En effet, dans les shitholes comme Haïti, certains font inlassablement les mêmes rêves blancs grâce auxquels ils font perdurer les cauchemars noirs : faire de la vie une poubelle ici pour mieux mériter leur billet retour vers les ailleurs où la vie est plus belle. C’est donc aux frontières des liens professionnels (dépendance par métissage) entre ce réseau culturel (experts, intellectuels) métissé et les forces économiques et diplomatiques qu’il faut se situer pour trouver les causes des errances, des stagnations, des défaillances et des dysfonctionnements qui donnent à l’écosystème haïtien son relief shitholique et au collectif haïtien son apparence de fossile anthropologique.

Il est temps pour Haïti de comprendre que ses ennemis ne sont pas que les forces politiques médiocres, mais surtout les forces culturelles, intellectuelles, médiatiques, socio-professionnelles qui se présentent dans les mille réseaux de changement de la société pour faire perdurer le système néo libéral. Certains de font même passer pour des marxistes en se présentant comme des acteurs qui militent contre le néolibéralisme économique alors qu’ils sont entretenus par le néolibéralisme culturel. A ce titre, ces forces culturelles sont pour le système la variable de dépendance qui alimente l’impuissance collective et l’invariance institutionnelle.

Pour comprendre le fonctionnement psychologique de ce mécanisme pervers, il faut se projeter justement dans l’histoire, au temps barbare de la traite négrière où il y avait les esclaves nourricières qui étaient chargées d’allaiter les enfants de leurs maîtresses blanches [lien] au détriment de leurs propres progénitures. Les esclaves nourricières qui outrepassaient ces injonctions barbares étaient alors passibles de pires châtiments : viols collectifs, bastonnade, et même pendaison. Tandis que celles qui se soumettaient, à contre-cœur, au rituel d’occuper les bébés de leurs maîtresses blanches à la place des leurs, ces esclaves nourricières avaient un statut meilleur à celui des esclaves des champs. Elles étaient bien logées, bien nourries, bien vêtues. Et même qu’il arrivait aux colons de les inviter par moments à leur table pour partager leur repas, non par humanité, mais pour mieux tester leur indignité et leur apprentissage de la servitude volontaire. Il semblerait que ce soit avec ces esclaves, mieux traités et exercés à l’art de la survie par compromission et soumission, que les élites post coloniales ont été constituées pour saborder et faire échouer les projets des indépendances africaines.

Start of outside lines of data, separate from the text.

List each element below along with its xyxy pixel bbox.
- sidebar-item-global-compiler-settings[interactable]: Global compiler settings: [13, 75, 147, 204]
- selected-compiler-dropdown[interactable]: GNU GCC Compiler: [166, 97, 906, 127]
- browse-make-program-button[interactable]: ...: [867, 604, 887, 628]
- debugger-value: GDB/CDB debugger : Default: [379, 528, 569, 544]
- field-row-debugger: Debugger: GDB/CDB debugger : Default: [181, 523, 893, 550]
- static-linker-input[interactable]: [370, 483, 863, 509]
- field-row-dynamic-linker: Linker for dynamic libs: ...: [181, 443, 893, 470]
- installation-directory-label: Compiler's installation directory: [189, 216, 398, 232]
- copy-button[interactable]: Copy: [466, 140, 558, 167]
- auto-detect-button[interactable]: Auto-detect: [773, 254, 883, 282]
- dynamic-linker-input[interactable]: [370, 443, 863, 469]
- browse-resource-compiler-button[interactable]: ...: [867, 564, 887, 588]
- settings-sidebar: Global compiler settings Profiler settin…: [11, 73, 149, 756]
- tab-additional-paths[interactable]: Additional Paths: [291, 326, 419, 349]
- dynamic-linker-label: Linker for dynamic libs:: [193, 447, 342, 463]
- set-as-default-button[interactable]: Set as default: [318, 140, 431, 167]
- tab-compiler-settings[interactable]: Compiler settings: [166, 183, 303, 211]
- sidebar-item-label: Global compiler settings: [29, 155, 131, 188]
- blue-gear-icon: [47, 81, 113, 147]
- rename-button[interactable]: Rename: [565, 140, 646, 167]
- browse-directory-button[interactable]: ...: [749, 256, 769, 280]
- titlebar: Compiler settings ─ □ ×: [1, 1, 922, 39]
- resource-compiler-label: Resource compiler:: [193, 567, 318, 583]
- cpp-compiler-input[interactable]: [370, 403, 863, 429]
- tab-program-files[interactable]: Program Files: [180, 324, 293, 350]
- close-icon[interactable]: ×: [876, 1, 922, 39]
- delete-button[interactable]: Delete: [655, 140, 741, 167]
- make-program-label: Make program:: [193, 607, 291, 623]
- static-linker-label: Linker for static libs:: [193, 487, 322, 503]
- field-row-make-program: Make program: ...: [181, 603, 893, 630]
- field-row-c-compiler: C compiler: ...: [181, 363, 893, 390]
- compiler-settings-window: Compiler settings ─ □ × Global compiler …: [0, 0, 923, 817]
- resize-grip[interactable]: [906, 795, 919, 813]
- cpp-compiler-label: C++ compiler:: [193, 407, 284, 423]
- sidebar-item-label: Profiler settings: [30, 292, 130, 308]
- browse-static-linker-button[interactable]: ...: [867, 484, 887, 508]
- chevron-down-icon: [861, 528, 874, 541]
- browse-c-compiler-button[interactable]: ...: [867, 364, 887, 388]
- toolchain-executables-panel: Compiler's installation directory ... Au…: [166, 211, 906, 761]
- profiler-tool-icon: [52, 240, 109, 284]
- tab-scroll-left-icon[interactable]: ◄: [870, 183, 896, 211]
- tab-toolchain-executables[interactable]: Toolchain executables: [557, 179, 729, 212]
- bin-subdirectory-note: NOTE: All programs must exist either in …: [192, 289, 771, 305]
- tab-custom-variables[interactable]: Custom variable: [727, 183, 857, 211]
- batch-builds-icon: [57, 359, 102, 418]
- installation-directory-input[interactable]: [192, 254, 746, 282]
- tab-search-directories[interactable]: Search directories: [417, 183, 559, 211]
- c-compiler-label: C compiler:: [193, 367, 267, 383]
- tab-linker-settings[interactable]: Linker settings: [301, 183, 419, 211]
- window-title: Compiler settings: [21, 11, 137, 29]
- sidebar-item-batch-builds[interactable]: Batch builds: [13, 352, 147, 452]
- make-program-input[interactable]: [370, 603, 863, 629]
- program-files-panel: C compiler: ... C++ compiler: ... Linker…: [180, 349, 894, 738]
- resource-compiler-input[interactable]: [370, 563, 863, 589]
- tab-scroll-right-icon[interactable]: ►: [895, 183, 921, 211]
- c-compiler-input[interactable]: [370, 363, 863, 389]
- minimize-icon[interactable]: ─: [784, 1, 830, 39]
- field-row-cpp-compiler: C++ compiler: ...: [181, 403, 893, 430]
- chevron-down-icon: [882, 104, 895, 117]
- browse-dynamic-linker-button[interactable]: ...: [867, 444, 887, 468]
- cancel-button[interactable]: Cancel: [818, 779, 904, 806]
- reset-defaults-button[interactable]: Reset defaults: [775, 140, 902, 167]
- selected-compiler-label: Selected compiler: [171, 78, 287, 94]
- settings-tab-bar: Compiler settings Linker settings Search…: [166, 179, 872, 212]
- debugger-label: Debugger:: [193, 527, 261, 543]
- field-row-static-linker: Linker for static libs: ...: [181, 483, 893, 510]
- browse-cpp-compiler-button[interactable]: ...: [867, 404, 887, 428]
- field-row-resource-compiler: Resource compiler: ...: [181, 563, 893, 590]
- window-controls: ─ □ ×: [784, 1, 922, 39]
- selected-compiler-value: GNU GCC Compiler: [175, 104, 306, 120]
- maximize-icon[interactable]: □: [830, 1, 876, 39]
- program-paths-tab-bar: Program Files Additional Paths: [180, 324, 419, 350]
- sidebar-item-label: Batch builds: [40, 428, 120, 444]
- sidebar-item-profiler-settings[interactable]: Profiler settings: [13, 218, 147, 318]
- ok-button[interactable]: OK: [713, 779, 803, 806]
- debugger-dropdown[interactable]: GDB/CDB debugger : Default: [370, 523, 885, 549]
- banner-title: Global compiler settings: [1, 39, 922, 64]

Du métissage nourricier est né le métissage culturel qui a permis de penser et de construire l’échec des indépendances des pays d’Afrique. En conséquence, l’échec du renforcement institutionnel haïtien, sur la période post duvaliérienne, de 1987 à 2022, ne doit pas être pris pour une simple défaillance politique ou technique. Cet échec est intimement situé dans le prolongement de ce métissage culturel qui a nourri l’échec des indépendances des peuples noirs. Et il est co-géré par un réseau d’intellectuels entretenu pour alimenter la pensée néocoloniale comme les esclaves nourricières noires étaient entretenues pour allaiter les enfants de leurs maitresses blanches. Il est donc erratique de croire que l’échec démocratique haïtien est dû à la non modernisation des institutions étatiques, puisque le renforcement institutionnel, conduit sur plus de 40 ans par une expertise bien huilée qui devait assurer cette modernisation, est lui aussi un échec. Et c’est là le paradoxe du renforcement institutionnel promu comme outil de stabilité politique : à quoi sert de moderniser des institutions dont la gouvernance stratégique est confiée à une racaille politique qui revendique ouvertement la criminalité et ne recherche la légitimité politique que pour profiter de l’immunité qui assure l’impunité

L’impuissance des courants intellectuels de gauche en Haïti est de n’avoir pas anticipé la puissance de la culture, la force des idées, du virtuel et de la conscience dans le devenir du capitalisme. Comme le dit ce texte éloquent qui simule un dialogue à contretemps entre Marx et Bourdieu :

Pour Bourdieu, «Le succès historique de la théorie marxiste, représente sans doute aujourd’hui le plus puissant obstacle au progrès de la théorie adéquate du monde social». L’auteur fait l’hypothèse qu’en ne reconnaissant pas le monde symbolique (la conscience), les forces politiques de gauche ne pouvaient prévoir l’émergence de champs de production symbolique – les champs artistique, littéraire, scientifique, journalistique –, chacun engendrant ses propres effets de domination, venant outrepasser et contrecarrer le pouvoir symbolique du marxisme. Le marxisme ne permet pas de penser qu’une lutte de classement ou de représentation précède nécessairement la lutte des classes, c’est-à-dire que les classes doivent être constituées symboliquement avant de pouvoir entrer en lutte. Ne pouvant participer à une lutte de classement, le marxisme perd son pouvoir symbolique et la classe ouvrière bat en retraite pour redevenir une classe sur le papier, désormais dépourvue du rôle bien réel qu’elle jouait auparavant. Alors que le champ économique était en train de se constituer comme champ autonome en Europe au XIXe siècle, la prise du marxisme sur la réalité était ferme, mais avec l’émergence des champs culturel, scientifique et bureaucratique (à la fin du XIXe siècle ?), le marxisme a perdu cette prise et sa théorie est devenue rétrograde ».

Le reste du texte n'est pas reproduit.